Istanbul (1930s-1940s)/ Transformation in the meaning of Historical Monument under Prost Plan
The new public spaces had a political influence in making the national history of the new republic. Prost preserved just the monumental structures from the past, opening and widening their surroundings in a manner that would provide a perspective with the new avenues and squares, isolating them from the original urban fabric.
The following of the blog shows how Prost’s ambition in symbolizing the three eras of Istanbuls history at one place, to express the determination of Republic to break away from the Ottoman influence, in the layouts of the Archaeological park and the Meydant Square.
In Prost 1937 master plan, he proposed to create an archaeology park (Fig.1) on the eastern tip of the historic peninsula (Fig.2), at the site of the Constantine imperial palace. The Archaeology Park extends from the Sultan Ahmet Mosque on the south, to Hagia Sophia on the north and the Byzantine maritime fortiﬁcations on the east. The large coverage includes the Ancient Byzantion Acropolis, the Hippodrome and the Constantine Imperial Palace. This park would be an open-air museum open to public.
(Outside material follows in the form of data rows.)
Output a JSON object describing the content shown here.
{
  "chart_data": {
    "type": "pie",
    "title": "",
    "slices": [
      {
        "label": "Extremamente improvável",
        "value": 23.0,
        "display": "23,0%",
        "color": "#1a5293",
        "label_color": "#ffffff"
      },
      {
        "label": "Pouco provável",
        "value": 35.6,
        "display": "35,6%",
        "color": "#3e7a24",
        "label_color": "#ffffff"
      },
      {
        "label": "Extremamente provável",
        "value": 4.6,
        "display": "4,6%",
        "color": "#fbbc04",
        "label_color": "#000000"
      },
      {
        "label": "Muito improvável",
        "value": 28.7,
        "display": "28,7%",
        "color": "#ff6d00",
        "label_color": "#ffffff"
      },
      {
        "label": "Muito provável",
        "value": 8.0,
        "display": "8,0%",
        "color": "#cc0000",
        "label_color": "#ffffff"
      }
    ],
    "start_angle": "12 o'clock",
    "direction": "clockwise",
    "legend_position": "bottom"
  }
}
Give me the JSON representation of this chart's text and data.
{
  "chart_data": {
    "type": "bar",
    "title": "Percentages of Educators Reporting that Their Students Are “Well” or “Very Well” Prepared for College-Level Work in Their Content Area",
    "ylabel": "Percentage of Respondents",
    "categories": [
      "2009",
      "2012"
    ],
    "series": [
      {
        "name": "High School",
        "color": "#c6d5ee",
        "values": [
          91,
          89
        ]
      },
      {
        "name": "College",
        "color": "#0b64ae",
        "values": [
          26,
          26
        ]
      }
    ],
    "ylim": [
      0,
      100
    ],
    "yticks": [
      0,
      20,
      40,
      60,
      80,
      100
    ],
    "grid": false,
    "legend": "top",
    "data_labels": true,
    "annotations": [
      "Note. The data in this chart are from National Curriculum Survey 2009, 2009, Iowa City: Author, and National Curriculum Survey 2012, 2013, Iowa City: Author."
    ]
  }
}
The removal of the immediate surroundings of the monuments and the conversion of them into museums and the setting of monuments from three eras in a modern park were symbolic politically. It was more than the preservation of monuments. It was expressing the republic’s determination in breaking away from the influence of the previous political powers, by changing the function of its symbols. It also echoed Ataturk’s the idea that the monuments did not belong to one religion or another, but to all humanity.
Fig. 3 Meydant square plan. 1942 © Fonds Henri Prost. Académie d’architecture/Cité de l’architecture et du patrimoine/Archives d’architecture du XXe siècle
The Archaeology Park was not the only example in Prost’s plan. He proposed to rearrange the square at Meydant. The square was in front of the sultan Ahmet mosque, which had been the hippodrome of Byzantine Constantinopolis, into a plaza crowned with a grandiose monument dedicated to the Republic. Hence, the symbols of three eras in the history of Istanbul , i.e. the Byzantine, Ottoman and Republican, were clustered at one place.
In Prost 1937 plan, the historic urban fabric surrounding the historic monuments were eliminated detaching them from their original historical connections. The purpose was to establish the new Republic’s political power instead of preserving the monuments for their historical values.
Osmond, Jonathan. (2007). Power and Culture: Identity, Ideology, Representation. Pisa: PLUS-Pisa University Press.
L, Murat.(2009). The Emergence of Modern Istanbul Transformation and Modernisation of a City. London: Tauris Academic Studies.